Here are our takeaways from the data:

#1: Just six old school, mostly “industrial” names account for the Dow’s year-to-date performance to +32,000 for the first time: GS, CAT, CVX, BA, JPM and AXP. They are scattered between the Dow’s 2nd and 23rd top weights, but all rallied enough to be meaningful point contributors. That’s because they all continue to reflect confidence in reopening trades and a steepening yield curve. We remain bullish on Energy, Financials and Industrials.

#2: The Dow actually has decent Tech exposure, but the group has taken some wind out of the Average’s sails with Apple and Salesforce as two of its worst performers YTD. Even still, the rotation into cyclicals and out of tech has been far more helpful than harmful to the Dow’s returns.
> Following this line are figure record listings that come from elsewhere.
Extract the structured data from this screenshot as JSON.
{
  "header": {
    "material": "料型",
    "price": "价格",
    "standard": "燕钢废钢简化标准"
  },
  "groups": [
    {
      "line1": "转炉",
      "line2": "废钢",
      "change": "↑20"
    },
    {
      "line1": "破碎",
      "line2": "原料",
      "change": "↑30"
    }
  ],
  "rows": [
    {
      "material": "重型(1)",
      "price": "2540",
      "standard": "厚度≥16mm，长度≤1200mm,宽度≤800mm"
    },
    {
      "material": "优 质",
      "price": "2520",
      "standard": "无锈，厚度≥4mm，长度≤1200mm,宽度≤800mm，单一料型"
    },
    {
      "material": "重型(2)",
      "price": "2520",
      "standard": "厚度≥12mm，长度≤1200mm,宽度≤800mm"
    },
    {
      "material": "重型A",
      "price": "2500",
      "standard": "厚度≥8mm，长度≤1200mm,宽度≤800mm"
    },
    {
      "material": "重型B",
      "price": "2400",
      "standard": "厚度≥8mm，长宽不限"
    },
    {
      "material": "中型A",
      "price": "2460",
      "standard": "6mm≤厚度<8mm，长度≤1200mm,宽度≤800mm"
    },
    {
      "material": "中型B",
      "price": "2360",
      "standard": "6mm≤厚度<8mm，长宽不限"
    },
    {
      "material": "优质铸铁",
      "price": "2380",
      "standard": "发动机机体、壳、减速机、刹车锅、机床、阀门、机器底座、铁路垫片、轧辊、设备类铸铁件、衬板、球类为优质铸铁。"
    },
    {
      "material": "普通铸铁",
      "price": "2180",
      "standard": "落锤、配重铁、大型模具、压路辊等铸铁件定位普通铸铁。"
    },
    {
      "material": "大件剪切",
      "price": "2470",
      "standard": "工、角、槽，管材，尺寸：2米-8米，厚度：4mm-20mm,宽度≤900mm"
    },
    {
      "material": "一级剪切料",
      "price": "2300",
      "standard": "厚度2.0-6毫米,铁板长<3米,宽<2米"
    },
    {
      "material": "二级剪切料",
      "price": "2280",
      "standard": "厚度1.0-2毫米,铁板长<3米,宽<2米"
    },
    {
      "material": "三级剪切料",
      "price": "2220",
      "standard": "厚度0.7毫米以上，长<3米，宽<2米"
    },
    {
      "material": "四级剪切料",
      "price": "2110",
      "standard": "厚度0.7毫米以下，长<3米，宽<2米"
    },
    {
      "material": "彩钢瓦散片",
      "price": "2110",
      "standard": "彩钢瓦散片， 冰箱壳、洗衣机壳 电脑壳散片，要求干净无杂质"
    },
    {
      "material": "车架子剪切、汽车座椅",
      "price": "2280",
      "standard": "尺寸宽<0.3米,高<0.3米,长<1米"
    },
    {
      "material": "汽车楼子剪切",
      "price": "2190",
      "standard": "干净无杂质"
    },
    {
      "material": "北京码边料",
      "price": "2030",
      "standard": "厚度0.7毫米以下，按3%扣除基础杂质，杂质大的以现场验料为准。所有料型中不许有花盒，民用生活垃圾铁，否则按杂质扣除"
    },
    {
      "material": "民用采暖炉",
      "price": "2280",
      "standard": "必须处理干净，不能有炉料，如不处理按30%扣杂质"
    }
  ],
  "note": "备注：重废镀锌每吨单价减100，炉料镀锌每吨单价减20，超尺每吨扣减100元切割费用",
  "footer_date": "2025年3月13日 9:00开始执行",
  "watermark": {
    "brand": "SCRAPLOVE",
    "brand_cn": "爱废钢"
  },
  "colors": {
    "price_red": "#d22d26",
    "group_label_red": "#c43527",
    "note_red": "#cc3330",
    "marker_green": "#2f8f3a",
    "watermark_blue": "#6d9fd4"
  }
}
Despite that a third of Dow names are in the red YTD, they only account for a collective loss of 493 points to the index, or still less than Goldman Sachs’ 610 positive point contribution YTD.

#3: The curse of the Dow continues, somewhat. Last August, Amgen (+0.02 pct YTD), Honeywell (+0.10 pct YTD) and Salesforce (-4.75 pct YTD) replaced ExxonMobil (+49.85 pct YTD), Pfizer (-5.11 pct YTD) and Raytheon (+7.06 pct YTD).

Bottom line: the Dow’s ascent to record highs reflects investor confidence in a robust US economic recovery amid improving fundamentals for cyclicals. It’s also a positive sign for consumer spending/confidence as it is the main barometer of US equity performance used by most Americans.